Highlights of new rules
The basic rule is that the “limit” (maximum for inflows and minimum for outflows) is a combination of a “rate” plus a “margin” (spread). Different rates are provided, depending on the type of transaction, the currency used, and other factors. The margin will be determined by the minister of finance, but it is unclear at this point if there will be different spreads for each type of transaction or just one fixed margin as in the past (when a flat spread of 3 percent provided a safe harbor). Also, it is not clear when and how often this spread will be published, a fact that brings some uncertainty to the analysis. The only information provided is that the spread will be a “market average,” without clarification as to which market and what type of average will be adopted.
The rates are defined as follows:
| Currency | Market | Type | Rate Limit |
|---|---|---|---|
| USD | Foreign | Fixed rate, predetermined | Market rate of sovereign bonds of Federative Republic of Brazil, issued in USD, in foreign markets |
| Real | Foreign | Fixed rate, predetermined | Market rate of sovereign bonds of Federative Republic of Brazil, issued in Reais, in foreign markets |
| Any (a) | Any (a) | Any (a) | Libor for six months for the respective currency adopted (b) |
| Real | Foreign | Variable | May be determined by the Minister of Finance |
(a) The LIBOR limit considers the adoption of any currency, market, and type resulting in different combinations other than those specified for other rate limits.
(b) If there is no specific LIBOR for the currency adopted, six-month LIBOR in U.S. dollars should be used.
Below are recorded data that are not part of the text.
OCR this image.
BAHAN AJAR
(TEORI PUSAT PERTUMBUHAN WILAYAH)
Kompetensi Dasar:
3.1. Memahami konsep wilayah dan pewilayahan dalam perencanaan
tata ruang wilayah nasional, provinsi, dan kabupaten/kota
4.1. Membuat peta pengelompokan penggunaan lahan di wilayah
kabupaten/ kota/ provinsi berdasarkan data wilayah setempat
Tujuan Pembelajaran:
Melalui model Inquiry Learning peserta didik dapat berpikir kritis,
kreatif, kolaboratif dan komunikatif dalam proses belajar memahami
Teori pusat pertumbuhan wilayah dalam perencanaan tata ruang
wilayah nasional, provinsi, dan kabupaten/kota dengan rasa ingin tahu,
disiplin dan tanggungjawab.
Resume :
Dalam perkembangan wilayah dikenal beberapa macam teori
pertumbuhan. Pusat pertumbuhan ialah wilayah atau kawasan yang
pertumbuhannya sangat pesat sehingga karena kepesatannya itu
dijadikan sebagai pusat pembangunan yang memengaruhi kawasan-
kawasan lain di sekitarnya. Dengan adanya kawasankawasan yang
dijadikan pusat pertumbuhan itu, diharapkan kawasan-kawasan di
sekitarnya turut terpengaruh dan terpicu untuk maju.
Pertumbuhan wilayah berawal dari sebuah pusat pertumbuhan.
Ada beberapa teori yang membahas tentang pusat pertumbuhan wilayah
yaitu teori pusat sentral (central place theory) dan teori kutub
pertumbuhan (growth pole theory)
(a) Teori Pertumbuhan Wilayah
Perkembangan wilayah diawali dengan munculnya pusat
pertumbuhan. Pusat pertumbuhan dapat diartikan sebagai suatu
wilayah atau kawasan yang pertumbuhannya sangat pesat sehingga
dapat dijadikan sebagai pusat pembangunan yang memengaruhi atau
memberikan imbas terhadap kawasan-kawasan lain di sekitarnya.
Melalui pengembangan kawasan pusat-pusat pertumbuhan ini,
A very important factor introduced by Law 12,766 is the concept of the “verification moment,” that is, the point in time when a taxpayer should test the transaction for transfer pricing purposes. New paragraph 9 of article 22 establishes that this verification should be done “on the contract date of the transaction” and not on a periodical way, as previously stated by Law 12,715.
Conclusion
Law 12,766 introduces significant changes to the Brazilian transfer pricing rules on financial transactions, which had previously not been well regulated. The new rules represent a significant advance to align the Brazilian transfer pricing rules on these transactions with the international standards by avoiding the adoption of fixed flat rates. Taxpayers should consider carefully the appropriate limit at the time of the contract date and avoid closing contracts until further clarification regarding the spread/margin and official source of information for the rates to be used.